Where the trial court properly admitted an ultrasound image under MRE 901(a), it “erred by precluding plaintiff from arguing to the jury that the purported image was not, in fact, an accurate digital scan of the original, i.e., that the image was not genuine or reliable and therefore had little-to-no probative value.” Mitchell, 321 Mich App at 157. The Court explained:
“The trial judge’s role in examining the genuineness and reliability of the image concluded when he held that the image was admissible. Where a bona fide dispute is presented on the genuineness and reliability of evidence, the jury, as finder of fact, is entitled to hear otherwise admissible evidence regarding that dispute. Furthermore, any potential confusion to the jury related to the chain-of-custody involving a non-defendant could have been cured with an appropriate instruction by the trial judge. By foreclosing plaintiff from presenting any evidence disputing whether the image actually depicted plaintiff’s procedure, the trial judge in effect determined that the image was indeed genuine and reliable, even though such questions of evidentiary weight are reserved for the jury.” Mitchell, 321 Mich App at 157.

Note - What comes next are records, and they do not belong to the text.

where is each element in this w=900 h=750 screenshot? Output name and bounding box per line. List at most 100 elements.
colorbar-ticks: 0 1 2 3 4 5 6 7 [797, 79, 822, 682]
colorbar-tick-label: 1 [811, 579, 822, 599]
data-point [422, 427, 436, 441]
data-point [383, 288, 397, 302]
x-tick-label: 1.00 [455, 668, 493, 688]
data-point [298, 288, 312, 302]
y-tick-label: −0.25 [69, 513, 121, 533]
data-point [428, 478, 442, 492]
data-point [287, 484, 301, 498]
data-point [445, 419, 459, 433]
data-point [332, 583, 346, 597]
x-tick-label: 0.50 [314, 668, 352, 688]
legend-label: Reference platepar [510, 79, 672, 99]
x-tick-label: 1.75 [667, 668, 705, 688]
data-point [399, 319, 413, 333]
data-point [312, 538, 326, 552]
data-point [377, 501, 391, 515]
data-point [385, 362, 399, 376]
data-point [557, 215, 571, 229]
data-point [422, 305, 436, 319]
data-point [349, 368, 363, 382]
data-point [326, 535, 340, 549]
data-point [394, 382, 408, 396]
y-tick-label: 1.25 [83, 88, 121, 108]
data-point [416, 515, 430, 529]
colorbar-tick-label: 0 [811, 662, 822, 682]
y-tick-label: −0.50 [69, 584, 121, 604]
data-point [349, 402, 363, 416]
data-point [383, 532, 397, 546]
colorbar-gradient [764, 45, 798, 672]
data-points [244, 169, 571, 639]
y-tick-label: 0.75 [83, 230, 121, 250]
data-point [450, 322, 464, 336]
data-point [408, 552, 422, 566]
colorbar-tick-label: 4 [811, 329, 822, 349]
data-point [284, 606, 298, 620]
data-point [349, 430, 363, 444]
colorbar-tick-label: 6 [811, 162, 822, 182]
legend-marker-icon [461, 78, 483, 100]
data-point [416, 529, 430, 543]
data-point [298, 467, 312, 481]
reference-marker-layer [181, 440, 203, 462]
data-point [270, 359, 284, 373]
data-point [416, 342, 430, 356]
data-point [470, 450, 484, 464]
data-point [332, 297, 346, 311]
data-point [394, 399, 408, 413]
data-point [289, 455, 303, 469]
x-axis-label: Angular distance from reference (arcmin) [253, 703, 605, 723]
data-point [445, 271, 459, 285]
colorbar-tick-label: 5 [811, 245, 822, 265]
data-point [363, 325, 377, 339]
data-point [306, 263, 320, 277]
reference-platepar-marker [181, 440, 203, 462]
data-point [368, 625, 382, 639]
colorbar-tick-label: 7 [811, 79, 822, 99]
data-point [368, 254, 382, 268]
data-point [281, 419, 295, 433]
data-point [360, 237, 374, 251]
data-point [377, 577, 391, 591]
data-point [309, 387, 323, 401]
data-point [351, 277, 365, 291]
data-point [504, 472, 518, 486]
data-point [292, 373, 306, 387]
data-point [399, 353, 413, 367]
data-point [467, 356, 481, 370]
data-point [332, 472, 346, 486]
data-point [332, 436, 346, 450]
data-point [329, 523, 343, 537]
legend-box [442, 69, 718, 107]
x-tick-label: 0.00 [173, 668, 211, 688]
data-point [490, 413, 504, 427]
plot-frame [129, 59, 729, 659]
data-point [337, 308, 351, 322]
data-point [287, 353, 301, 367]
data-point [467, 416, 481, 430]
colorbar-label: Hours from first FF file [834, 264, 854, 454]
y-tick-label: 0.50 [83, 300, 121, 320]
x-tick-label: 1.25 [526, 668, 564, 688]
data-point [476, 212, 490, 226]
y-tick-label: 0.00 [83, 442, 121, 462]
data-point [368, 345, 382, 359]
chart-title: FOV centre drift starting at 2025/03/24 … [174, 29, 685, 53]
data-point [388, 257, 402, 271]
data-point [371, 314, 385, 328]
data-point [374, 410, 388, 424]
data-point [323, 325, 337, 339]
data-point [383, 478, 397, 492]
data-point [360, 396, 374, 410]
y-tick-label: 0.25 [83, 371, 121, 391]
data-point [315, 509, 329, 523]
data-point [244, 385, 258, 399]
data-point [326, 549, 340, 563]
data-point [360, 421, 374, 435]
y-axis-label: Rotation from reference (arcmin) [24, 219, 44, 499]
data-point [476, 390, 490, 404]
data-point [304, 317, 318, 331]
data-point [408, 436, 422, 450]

While evidentiary errors are not generally grounds for reversal, the Court held that “substantial justice require[d]” it to reverse and vacate the judgment because the evidentiary error “involved a (arguably the) crucial piece of evidence.” Mitchell, 321 Mich App at 158.
Committee Tip:
A determination of genuineness and the weight and credibility to give evidence remains with the fact-finder irrespective of whether the evidence falls under MRE 901(b) or MRE 902 (self-authenticating evidence).

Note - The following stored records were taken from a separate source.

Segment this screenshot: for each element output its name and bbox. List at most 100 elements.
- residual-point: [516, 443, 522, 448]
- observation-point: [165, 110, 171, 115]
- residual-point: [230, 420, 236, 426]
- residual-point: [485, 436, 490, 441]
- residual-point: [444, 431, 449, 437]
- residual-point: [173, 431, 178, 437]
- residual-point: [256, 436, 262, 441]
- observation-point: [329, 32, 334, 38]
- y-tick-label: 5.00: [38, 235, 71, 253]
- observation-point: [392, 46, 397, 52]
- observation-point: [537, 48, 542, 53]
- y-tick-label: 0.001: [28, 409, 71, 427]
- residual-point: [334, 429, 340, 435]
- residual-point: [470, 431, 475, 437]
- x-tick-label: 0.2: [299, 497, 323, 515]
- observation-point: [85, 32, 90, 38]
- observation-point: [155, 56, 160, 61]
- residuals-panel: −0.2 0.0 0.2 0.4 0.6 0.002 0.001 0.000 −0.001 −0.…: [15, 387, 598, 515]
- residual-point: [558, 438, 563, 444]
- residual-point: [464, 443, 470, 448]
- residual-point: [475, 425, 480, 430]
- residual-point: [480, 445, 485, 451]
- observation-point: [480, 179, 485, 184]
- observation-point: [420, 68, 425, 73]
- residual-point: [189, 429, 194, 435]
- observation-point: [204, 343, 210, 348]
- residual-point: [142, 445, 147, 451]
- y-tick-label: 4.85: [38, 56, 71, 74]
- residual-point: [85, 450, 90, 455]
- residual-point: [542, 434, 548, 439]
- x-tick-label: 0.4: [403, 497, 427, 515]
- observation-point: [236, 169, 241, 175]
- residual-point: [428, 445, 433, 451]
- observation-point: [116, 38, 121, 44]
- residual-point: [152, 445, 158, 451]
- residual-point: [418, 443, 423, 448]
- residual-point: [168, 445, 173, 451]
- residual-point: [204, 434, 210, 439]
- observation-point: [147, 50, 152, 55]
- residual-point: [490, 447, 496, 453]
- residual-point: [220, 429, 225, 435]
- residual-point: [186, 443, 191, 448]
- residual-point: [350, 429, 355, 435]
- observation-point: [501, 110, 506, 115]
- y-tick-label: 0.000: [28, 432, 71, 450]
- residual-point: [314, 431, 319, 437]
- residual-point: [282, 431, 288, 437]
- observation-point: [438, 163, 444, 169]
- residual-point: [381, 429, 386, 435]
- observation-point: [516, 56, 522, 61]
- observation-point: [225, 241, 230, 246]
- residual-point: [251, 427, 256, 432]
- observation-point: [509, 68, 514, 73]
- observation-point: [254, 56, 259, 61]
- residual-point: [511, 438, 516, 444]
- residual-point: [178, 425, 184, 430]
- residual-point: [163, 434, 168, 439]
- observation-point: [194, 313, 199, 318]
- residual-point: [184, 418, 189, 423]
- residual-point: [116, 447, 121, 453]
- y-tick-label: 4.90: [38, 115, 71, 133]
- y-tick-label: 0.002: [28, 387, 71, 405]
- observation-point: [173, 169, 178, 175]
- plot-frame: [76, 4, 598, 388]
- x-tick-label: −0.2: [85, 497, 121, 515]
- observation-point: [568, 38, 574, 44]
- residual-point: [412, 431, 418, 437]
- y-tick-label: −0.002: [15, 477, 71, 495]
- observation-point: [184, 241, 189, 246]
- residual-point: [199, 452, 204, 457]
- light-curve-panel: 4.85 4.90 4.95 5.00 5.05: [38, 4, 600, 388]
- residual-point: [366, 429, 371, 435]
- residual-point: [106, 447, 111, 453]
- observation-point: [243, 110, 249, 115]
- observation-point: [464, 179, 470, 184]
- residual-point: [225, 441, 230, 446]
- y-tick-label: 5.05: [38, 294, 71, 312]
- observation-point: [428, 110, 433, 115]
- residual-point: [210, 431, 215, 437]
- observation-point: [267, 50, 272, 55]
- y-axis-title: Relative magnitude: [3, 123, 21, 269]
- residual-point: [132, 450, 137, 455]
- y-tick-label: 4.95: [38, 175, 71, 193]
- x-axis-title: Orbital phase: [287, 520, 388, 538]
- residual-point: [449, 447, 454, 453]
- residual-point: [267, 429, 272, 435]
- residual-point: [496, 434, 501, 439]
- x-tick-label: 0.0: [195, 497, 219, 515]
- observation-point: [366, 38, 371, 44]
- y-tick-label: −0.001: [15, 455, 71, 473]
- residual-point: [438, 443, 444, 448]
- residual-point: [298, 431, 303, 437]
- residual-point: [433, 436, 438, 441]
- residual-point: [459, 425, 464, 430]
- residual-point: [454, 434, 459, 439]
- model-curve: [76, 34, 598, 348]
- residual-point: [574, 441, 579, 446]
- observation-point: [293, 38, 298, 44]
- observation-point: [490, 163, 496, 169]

C.Self-Authenticating Evidence
The following items of evidence, found in MRE 902(1)-(11), are self-authenticating and require no extrinsic evidence of authenticity in order to be admitted:
•Domestic Public Document That is Sealed and Signed;
•Domestic Public Document That is Not Sealed but is Signed and Certified;
•Foreign Public Document;
•Certified Copy of Public Record;
•Official Publication;
•Newspapers and Periodicals;
•Trade Inscription and the Like;
•Acknowledged Document;
•Commercial Paper and Related Documents;
•Presumptions Under Law; and
•Certified Domestic or Foreign Record of a Regularly Conducted Activity.
Committee Tip:
Compare the illustrative language of MRE 901(b) discussed in Section 1.3(B)(1) with the list in MRE 902 discussed in this Section. The former is a list of possibilities; the latter is a finite list.
1 See Section 1.3(C) for discussion of self-authentication.
2 See Section 3.15 for a discussion of lay opinions.
3 See Section 4.1 for a discussion of expert opinions.